What Mags didn't know: Casey had his own reasons for taking us, aside from dogging my every step. Lanie Phelps was cheering tonight. Lanie Phelps: my brother’s ex two times over. First, she dumped him after he quit football and took up weed when our family life fell into the cesspool. They made up afterward. Of course they did. Because Lanie had no idea she was essentially dating a dead guy and that part of the reason she wanted to jump his bones was the A-word pheromones (my phrase) he put out unless he concentrated on pulling them back. Which he rarely did.
       To Casey’s credit, their current breakup had been his doing. He didn’t talk about it, but I knew he thought he was protecting her from the inevitable.

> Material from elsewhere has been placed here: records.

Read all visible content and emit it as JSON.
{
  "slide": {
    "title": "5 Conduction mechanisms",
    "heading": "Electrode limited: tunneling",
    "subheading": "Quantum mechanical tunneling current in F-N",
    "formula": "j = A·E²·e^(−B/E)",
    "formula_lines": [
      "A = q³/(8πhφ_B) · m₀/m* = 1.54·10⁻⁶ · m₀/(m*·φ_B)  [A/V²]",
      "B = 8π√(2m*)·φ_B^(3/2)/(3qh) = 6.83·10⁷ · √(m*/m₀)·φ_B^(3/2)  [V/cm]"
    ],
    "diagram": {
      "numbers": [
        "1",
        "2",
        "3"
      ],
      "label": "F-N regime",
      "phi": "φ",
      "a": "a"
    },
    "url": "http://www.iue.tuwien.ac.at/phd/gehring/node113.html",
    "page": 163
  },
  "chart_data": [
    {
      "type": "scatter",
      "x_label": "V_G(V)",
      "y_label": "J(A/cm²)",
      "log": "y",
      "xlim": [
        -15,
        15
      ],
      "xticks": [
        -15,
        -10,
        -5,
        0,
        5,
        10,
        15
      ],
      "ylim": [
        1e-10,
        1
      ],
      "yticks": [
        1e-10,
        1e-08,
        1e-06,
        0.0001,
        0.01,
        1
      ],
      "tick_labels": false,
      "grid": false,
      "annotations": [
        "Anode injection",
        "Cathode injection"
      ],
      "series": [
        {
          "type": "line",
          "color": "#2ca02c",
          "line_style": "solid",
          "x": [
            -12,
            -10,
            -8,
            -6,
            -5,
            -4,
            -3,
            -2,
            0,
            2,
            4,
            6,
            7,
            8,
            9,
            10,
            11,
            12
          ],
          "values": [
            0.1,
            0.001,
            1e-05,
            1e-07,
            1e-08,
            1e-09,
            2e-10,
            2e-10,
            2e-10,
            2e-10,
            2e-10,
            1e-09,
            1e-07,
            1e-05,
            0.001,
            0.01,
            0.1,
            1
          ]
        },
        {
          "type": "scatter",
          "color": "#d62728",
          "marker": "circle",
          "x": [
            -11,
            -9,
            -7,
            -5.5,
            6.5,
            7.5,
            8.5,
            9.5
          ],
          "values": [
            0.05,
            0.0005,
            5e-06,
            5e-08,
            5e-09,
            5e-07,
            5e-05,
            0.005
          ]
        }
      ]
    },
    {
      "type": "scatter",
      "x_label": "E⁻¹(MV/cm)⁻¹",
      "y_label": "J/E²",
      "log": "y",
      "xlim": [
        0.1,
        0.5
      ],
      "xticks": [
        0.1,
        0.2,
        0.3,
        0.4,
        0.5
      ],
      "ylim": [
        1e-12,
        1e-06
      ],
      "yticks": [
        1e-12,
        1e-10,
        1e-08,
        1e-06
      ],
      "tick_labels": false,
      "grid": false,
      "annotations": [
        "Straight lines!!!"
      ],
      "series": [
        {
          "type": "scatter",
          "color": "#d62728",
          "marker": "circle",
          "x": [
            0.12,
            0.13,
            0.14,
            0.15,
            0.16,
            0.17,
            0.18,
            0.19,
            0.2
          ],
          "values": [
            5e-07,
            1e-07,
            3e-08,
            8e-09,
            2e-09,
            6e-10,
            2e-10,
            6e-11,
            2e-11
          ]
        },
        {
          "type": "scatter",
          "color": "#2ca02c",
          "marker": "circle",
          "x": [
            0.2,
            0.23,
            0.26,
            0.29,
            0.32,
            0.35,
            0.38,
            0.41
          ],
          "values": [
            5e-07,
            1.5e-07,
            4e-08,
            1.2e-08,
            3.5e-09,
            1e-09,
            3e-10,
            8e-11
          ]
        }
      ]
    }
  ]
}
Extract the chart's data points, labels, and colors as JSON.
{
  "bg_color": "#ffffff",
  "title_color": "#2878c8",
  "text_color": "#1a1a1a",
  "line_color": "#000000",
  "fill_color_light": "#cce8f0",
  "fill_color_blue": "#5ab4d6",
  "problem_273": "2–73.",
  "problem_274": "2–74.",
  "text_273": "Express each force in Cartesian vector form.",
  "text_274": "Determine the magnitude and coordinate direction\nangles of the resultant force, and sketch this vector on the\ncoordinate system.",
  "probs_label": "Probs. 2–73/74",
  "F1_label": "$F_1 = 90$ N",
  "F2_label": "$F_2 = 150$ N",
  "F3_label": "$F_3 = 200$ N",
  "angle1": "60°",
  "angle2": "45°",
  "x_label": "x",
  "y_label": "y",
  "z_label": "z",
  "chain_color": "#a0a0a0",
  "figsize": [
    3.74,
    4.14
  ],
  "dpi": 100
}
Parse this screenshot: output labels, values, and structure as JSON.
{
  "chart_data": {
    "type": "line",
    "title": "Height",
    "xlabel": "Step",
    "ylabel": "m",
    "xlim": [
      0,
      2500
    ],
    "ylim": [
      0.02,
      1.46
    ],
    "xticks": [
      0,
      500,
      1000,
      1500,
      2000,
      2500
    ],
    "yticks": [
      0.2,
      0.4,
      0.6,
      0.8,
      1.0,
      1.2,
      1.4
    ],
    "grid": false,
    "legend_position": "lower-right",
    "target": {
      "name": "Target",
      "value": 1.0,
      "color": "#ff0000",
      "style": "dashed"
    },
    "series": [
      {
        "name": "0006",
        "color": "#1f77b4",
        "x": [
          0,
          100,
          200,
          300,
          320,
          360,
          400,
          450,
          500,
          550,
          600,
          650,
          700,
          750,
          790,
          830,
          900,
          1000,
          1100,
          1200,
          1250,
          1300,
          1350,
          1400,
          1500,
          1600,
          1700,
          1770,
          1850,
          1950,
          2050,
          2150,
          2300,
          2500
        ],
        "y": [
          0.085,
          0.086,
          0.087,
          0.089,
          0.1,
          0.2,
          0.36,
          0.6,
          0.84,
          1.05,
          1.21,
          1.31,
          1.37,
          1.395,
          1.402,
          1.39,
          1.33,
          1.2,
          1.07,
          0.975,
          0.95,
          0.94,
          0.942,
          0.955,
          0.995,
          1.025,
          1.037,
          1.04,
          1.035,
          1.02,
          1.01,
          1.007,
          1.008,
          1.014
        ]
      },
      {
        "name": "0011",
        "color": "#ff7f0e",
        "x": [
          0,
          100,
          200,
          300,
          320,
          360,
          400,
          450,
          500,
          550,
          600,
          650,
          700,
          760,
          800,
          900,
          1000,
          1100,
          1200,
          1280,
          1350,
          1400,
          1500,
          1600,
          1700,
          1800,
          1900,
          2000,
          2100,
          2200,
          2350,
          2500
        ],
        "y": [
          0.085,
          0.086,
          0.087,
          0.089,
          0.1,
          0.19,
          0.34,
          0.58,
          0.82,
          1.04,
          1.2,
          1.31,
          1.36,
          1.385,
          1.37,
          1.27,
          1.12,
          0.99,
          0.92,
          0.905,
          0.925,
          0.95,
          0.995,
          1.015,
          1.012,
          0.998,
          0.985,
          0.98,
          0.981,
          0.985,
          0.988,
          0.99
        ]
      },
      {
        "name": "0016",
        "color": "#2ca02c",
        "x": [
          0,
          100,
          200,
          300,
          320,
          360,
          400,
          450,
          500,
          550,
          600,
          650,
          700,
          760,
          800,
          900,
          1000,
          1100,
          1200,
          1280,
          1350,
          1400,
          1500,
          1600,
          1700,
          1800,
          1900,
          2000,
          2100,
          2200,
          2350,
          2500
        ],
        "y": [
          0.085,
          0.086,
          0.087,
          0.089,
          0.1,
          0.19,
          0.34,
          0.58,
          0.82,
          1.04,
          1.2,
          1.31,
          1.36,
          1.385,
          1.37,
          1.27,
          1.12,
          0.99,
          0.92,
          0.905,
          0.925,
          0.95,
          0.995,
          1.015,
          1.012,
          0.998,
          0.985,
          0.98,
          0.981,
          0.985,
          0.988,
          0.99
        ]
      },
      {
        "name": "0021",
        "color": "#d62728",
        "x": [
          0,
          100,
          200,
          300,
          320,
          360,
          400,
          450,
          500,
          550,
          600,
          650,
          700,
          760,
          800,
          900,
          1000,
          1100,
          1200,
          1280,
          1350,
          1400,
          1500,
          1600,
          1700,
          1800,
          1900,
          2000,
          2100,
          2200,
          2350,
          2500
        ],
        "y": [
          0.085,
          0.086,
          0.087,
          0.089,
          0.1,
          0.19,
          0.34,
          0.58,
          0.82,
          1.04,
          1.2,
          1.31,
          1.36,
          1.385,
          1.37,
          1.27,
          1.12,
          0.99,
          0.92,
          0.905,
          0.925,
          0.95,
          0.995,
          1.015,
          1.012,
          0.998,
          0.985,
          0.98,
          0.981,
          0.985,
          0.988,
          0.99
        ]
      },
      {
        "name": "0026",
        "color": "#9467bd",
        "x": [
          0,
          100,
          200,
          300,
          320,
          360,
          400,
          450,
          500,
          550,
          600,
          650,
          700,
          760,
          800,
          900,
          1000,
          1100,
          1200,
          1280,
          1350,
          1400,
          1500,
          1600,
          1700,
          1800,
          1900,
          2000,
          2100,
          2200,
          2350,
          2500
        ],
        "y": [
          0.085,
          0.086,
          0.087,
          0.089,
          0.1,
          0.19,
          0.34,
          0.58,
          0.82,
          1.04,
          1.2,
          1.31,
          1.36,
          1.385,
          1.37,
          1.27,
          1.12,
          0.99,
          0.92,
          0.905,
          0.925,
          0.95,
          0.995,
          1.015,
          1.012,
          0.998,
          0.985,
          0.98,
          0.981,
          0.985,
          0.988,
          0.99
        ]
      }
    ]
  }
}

       I knew better. Breaking up wouldn’t be any protection at all. I just think he figured if Lanie hated him, it might ease things when Management finally plucked him to wherever they pluck angels once they’ve finished their earthly duties. Not that I was such an expert on these matters. Just that I shared a bathroom with him and he drove me to school every morning. Also, I’d been his sister my entire life. My brother had never been the deepest of thinkers. It wasn’t hard to follow the workings of his pea brain. Even now.
       Plus everyone’s favorite EMT/bartender Amber Velasco had probably insisted he sever ties with Lanie. More than once I’d heard her refer to Casey’s relationship with his twotime ex as “imprudent and potentially dangerous.” Which was a sophisticated way of saying that he needed to stop hooking up with her in the back of our Merc.
       Bosses acted boss-like, even if they were angels.
       Which brings us to the game: matters were compounded a few weeks ago when Lanie started seeing Donny Sneed, the varsity quarterback who, while not the brightest star in the sky, was basically a nice guy. Not that this made my brother any less pissy about the whole matter.
       Which I totally understood.
       Plus, it was football. Casey missed playing like you’d miss an arm or a kidney.
       Luckily (ha ha), our parents were currently too preoccupied trying to decide if they should stay married to notice that their son—who had helped save their lives, not that they exactly knew that—had changed in like a million ways. On the rare occasions they did question something, he made up excuses. Like the other day when Mom looked Casey up and down and back up again, poking a finger at his muscly arm, clearly flummoxed, and finally said, “Have you been taking supplements or something? You know that Creatine is dangerous, right?”
       That he still toked up now and then did not enter the discussion. Yes, it turned out that angels could do drugs if they felt like it. Drugs seemed vastly inappropriate, especially considering Casey’s boss was still theoretically a member of the medical community. But who the hell knew what Amber Velasco thought? She was also a bartender. No one ever asked me. No one ever asked my opinion. No one dead, anyway.

“Can I ride in front?” Mags asked.
       I tried to kick her. Casey blocked my leg with his.
       “We’ll all sit up front,” he said. “We’re all skinny.”
       “Goodie,” I told him.
       “Skinny?” Mags said. “You’re sweet, Casey.”
       “Just stating the facts, ma’am,” Casey said, which made Mags blush. I shot daggers in his eyes. He shot them back.
       Maybe he figured being a dickhead would work on me, too. That I would be happy to see him go. That when the inevitable happened, Lanie Phelps wouldn’t be the only one who didn’t miss him. I decided to focus on encouraging Ryan Sloboda out of his social awkwardness. At least it was something that had a chance in hell of coming true.